Oracle Scratchpad

July 2, 2018

Clustering_Factor

Filed under: CBO,Indexing,Oracle,Statistics — Jonathan Lewis @ 1:24 pm BST Jul 2,2018

Here’s another little note on the clustering_factor for an index and the table preference table_cached_blocks that can be set with a call to dbms_stats.set_table_prefs(). I might be repeating a point that someone made in a comment on an older posting but if that’s the case I can’t find the comment at present, and it’s worth its own posting anyway.

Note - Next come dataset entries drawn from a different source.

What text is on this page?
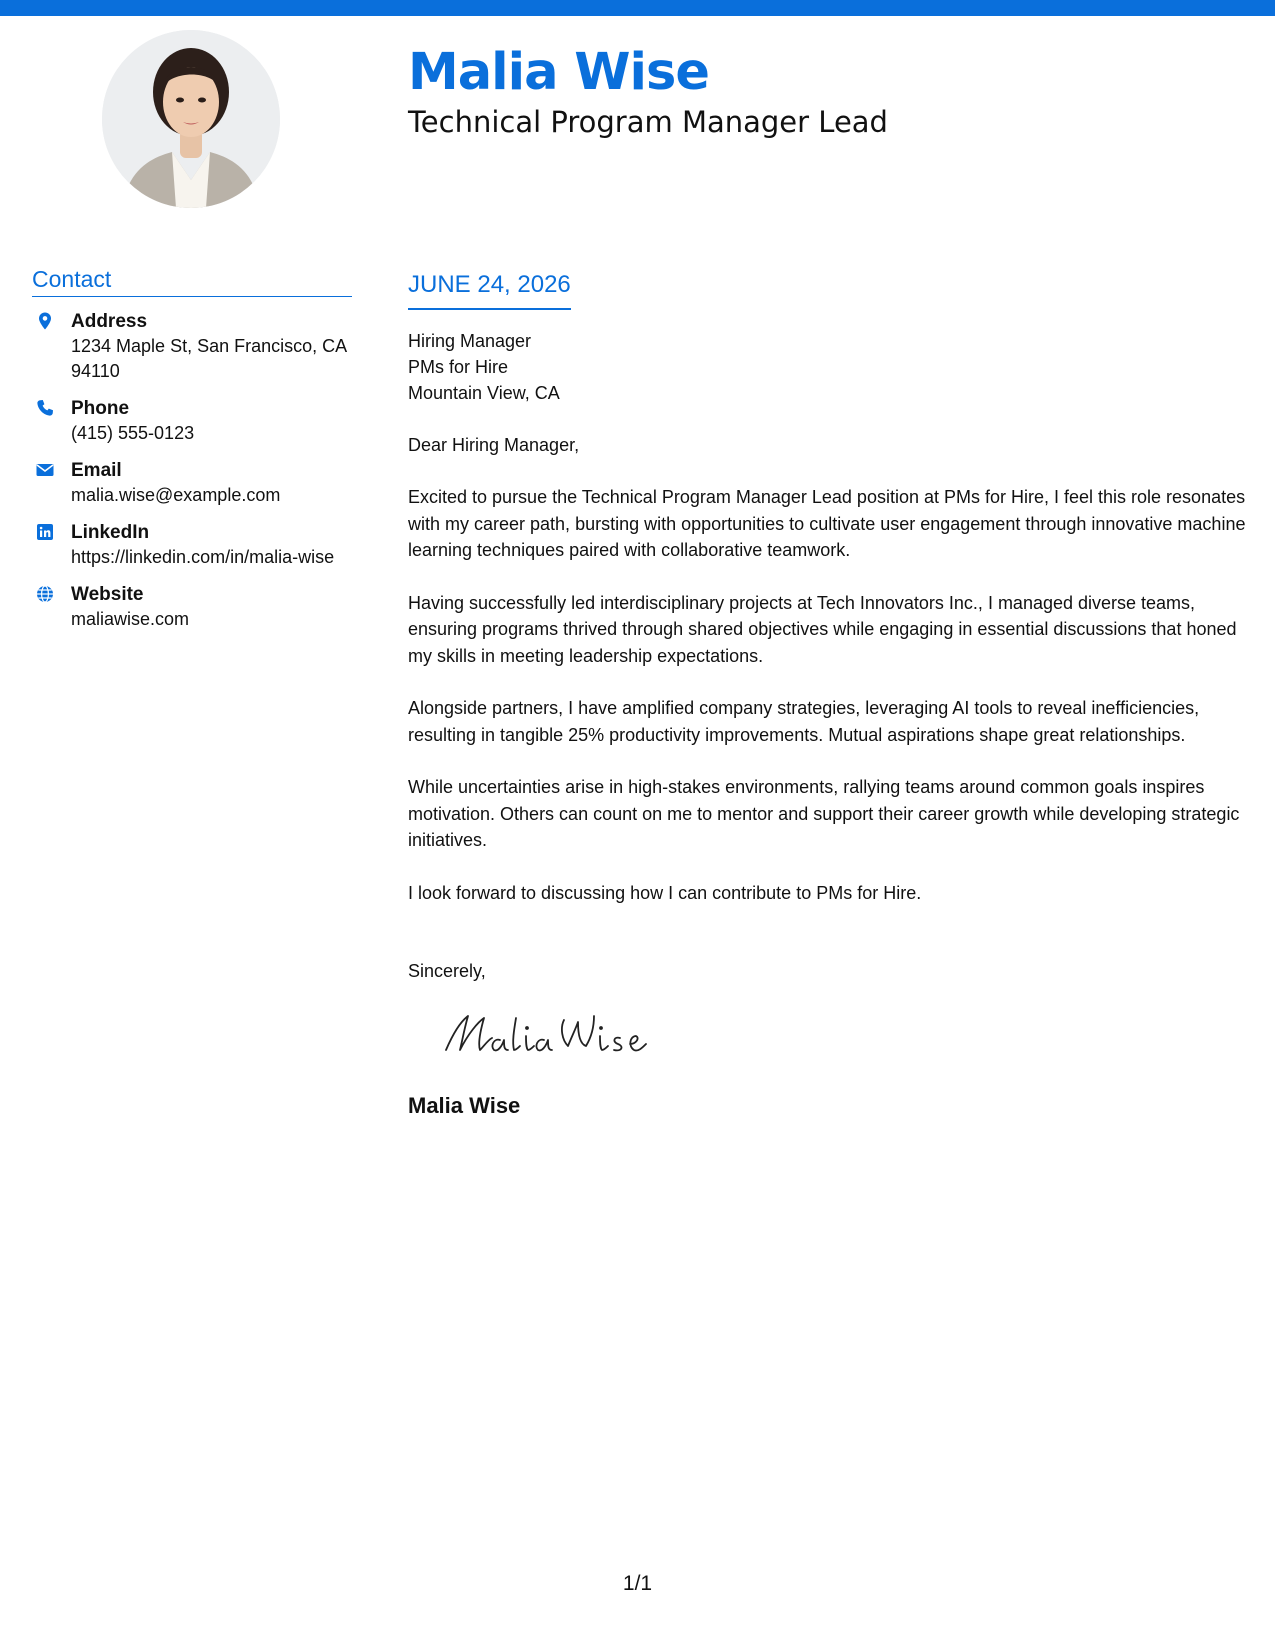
Malia Wise
Technical Program Manager Lead
Contact
Address
1234 Maple St, San Francisco, CA 94110
Phone
(415) 555-0123
Email
malia.wise@example.com
LinkedIn
https://linkedin.com/in/malia-wise
Website
maliawise.com
JUNE 24, 2026
Hiring Manager
PMs for Hire
Mountain View, CA
Dear Hiring Manager,

Excited to pursue the Technical Program Manager Lead position at PMs for Hire, I feel this role resonates with my career path, bursting with opportunities to cultivate user engagement through innovative machine learning techniques paired with collaborative teamwork.

Having successfully led interdisciplinary projects at Tech Innovators Inc., I managed diverse teams, ensuring programs thrived through shared objectives while engaging in essential discussions that honed my skills in meeting leadership expectations.

Alongside partners, I have amplified company strategies, leveraging AI tools to reveal inefficiencies, resulting in tangible 25% productivity improvements. Mutual aspirations shape great relationships.

While uncertainties arise in high-stakes environments, rallying teams around common goals inspires motivation. Others can count on me to mentor and support their career growth while developing strategic initiatives.

I look forward to discussing how I can contribute to PMs for Hire.

Sincerely,
Malia Wise
1/1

The call to dbms_stats.set_table_prefs(null,'{tablename}’,’table_cached_blocks’,N) – where N can be any integer between 1 and 255, will modify Oracle’s algorithm for calculating the clustering_factor of an index. The default is 1, which often means the clustering_factor is much higher than it ought to be from a humanly visible perspective and leads to Oracle not using an index that could be a very effective index.

The big point is this: the preference has no effect when you execute a “create index” statement, or an “alter index rebuild” statement. Here’s a simple script to demonstrate the point.


rem
rem     Script:         table_cached_blocks_2.sql
rem     Author:         Jonathan Lewis
rem     Dated:          Jun 2018
rem
rem     Last tested
rem             12.2.0.1
rem             12.1.0.2
rem

drop table t1 purge;
create table t1
segment creation immediate
nologging
as
with generator as (
        select
                rownum id
        from dual
        connect by
                level <= 1e4 -- > comment to avoid WordPress format issue
)
select
        rownum                          id,
        mod(rownum-1,100)               n1,
        mod(rownum-1,100)               n2,
        lpad(rownum,10,'0')             v1,
        lpad('x',100,'x')               padding
from
        generator
;

column blocks new_value m_blocks

select  blocks 
from    user_tables
where   table_name = 'T1'
;

column preference_value format a40

select  preference_name, preference_value
from    user_tab_stat_prefs
where
        table_name = 'T1'
;

I’ve created a very simple table of 10,000 rows with two identical columns and captured the number of blocks (which I know will be less than 256) in a substitution variable which I’m going to use in a call to set_table_prefs(). I’ve also run a quick check to show there are no table preferences set for the table. I’ll be running the same check again after setting the table_cached_blocks preference. Step 1 – create two indexes, but set the preference after building the first one; I’ve shown the result of the query against user_indexes immediately after the query:


create index t1_i1 on t1(n1);

execute dbms_stats.set_table_prefs(null,'t1','table_cached_blocks',&m_blocks)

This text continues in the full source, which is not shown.